He contrasted that with the U.S. Gulf, where recent discoveries have generally become smaller, leading operators to prioritize infrastructure-led exploration and tieback developments that connect new finds to existing production facilities.
“In the U.S. Gulf, the discovery size is starting to shrink,” Nuti said. “Sometimes it goes from discovery to first production in a year, which is absolutely amazing… However, they would need probably 10 to 20 of those to match and contend with one large FPSO.”
While the Gulf of Mexico continues to benefit from new high-pressure, high-temperature developments, Nuti said Guyana and Suriname possess a different advantage: large frontier discoveries capable of supporting standalone floating production, storage and offloading vessels (FPSOs), each producing hundreds of thousands of barrels per day.
He also pointed to additional upside from future gas developments in the basin, including floating liquefied natural gas (FLNG) projects, which he suggested may not yet be fully reflected in current forecasts.

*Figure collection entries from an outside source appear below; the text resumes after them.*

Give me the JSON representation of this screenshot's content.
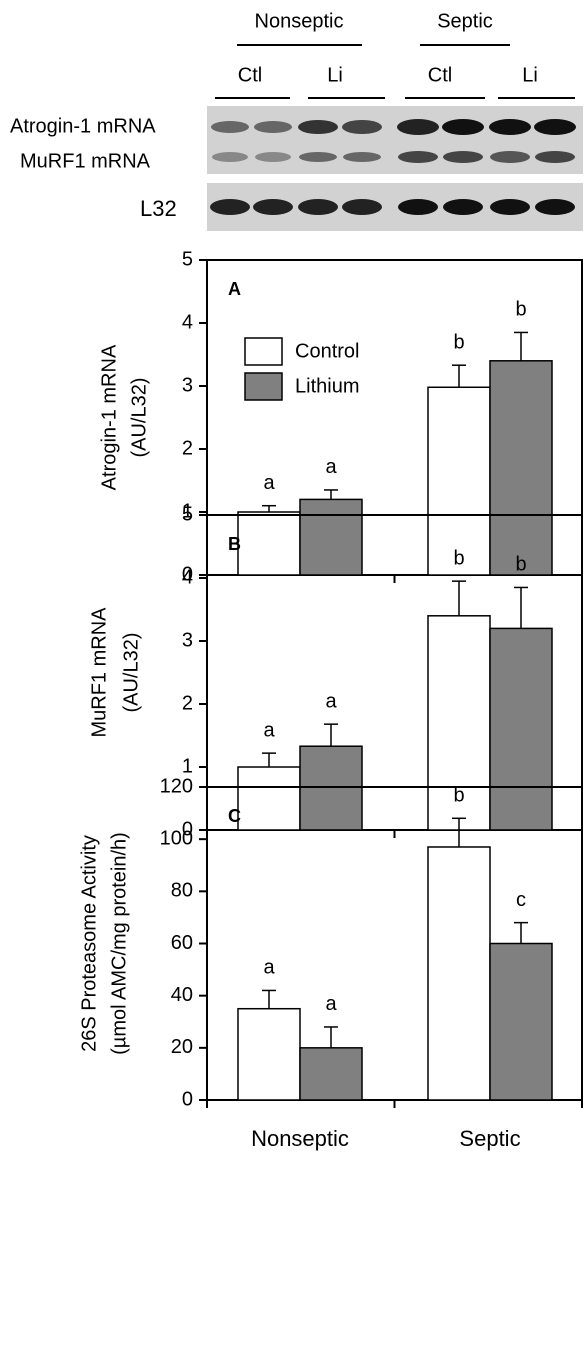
{
  "blot": {
    "groups": [
      "Nonseptic",
      "Septic"
    ],
    "lanes": [
      "Ctl",
      "Li",
      "Ctl",
      "Li"
    ],
    "bands": [
      "Atrogin-1 mRNA",
      "MuRF1 mRNA",
      "L32"
    ]
  },
  "chart_data": [
    {
      "type": "bar",
      "panel_label": "A",
      "ylabel": [
        "Atrogin-1 mRNA",
        "(AU/L32)"
      ],
      "categories": [
        null,
        null
      ],
      "series": [
        {
          "name": "Control",
          "color": "#ffffff",
          "values": [
            1.0,
            2.98
          ],
          "errors": [
            0.1,
            0.35
          ],
          "labels": [
            "a",
            "b"
          ]
        },
        {
          "name": "Lithium",
          "color": "#808080",
          "values": [
            1.2,
            3.4
          ],
          "errors": [
            0.15,
            0.45
          ],
          "labels": [
            "a",
            "b"
          ]
        }
      ],
      "ylim": [
        0,
        5
      ],
      "yticks": [
        0,
        1,
        2,
        3,
        4,
        5
      ],
      "legend": "upper left"
    },
    {
      "type": "bar",
      "panel_label": "B",
      "ylabel": [
        "MuRF1 mRNA",
        "(AU/L32)"
      ],
      "categories": [
        null,
        null
      ],
      "series": [
        {
          "color": "#ffffff",
          "values": [
            1.0,
            3.4
          ],
          "errors": [
            0.22,
            0.55
          ],
          "labels": [
            "a",
            "b"
          ]
        },
        {
          "color": "#808080",
          "values": [
            1.33,
            3.2
          ],
          "errors": [
            0.35,
            0.65
          ],
          "labels": [
            "a",
            "b"
          ]
        }
      ],
      "ylim": [
        0,
        5
      ],
      "yticks": [
        0,
        1,
        2,
        3,
        4,
        5
      ]
    },
    {
      "type": "bar",
      "panel_label": "C",
      "ylabel": [
        "26S Proteasome Activity",
        "(µmol AMC/mg protein/h)"
      ],
      "categories": [
        "Nonseptic",
        "Septic"
      ],
      "series": [
        {
          "color": "#ffffff",
          "values": [
            35,
            97
          ],
          "errors": [
            7,
            11
          ],
          "labels": [
            "a",
            "b"
          ]
        },
        {
          "color": "#808080",
          "values": [
            20,
            60
          ],
          "errors": [
            8,
            8
          ],
          "labels": [
            "a",
            "c"
          ]
        }
      ],
      "ylim": [
        0,
        120
      ],
      "yticks": [
        0,
        20,
        40,
        60,
        80,
        100,
        120
      ]
    }
  ]
}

“In Guyana and Suriname, we have FLNG, which is perhaps even underestimated in some of these forecasts,” Nuti said. “That will be exciting to watch and see how that plays out.”
Guyana is already producing more than 900,000 barrels of oil per day from four FPSOs offshore, with additional developments under construction. Suriname is preparing for first oil from the GranMorgu project in Block 58 later this decade, while additional developments in Blocks 52 and 53 are expected to expand the country’s offshore production profile.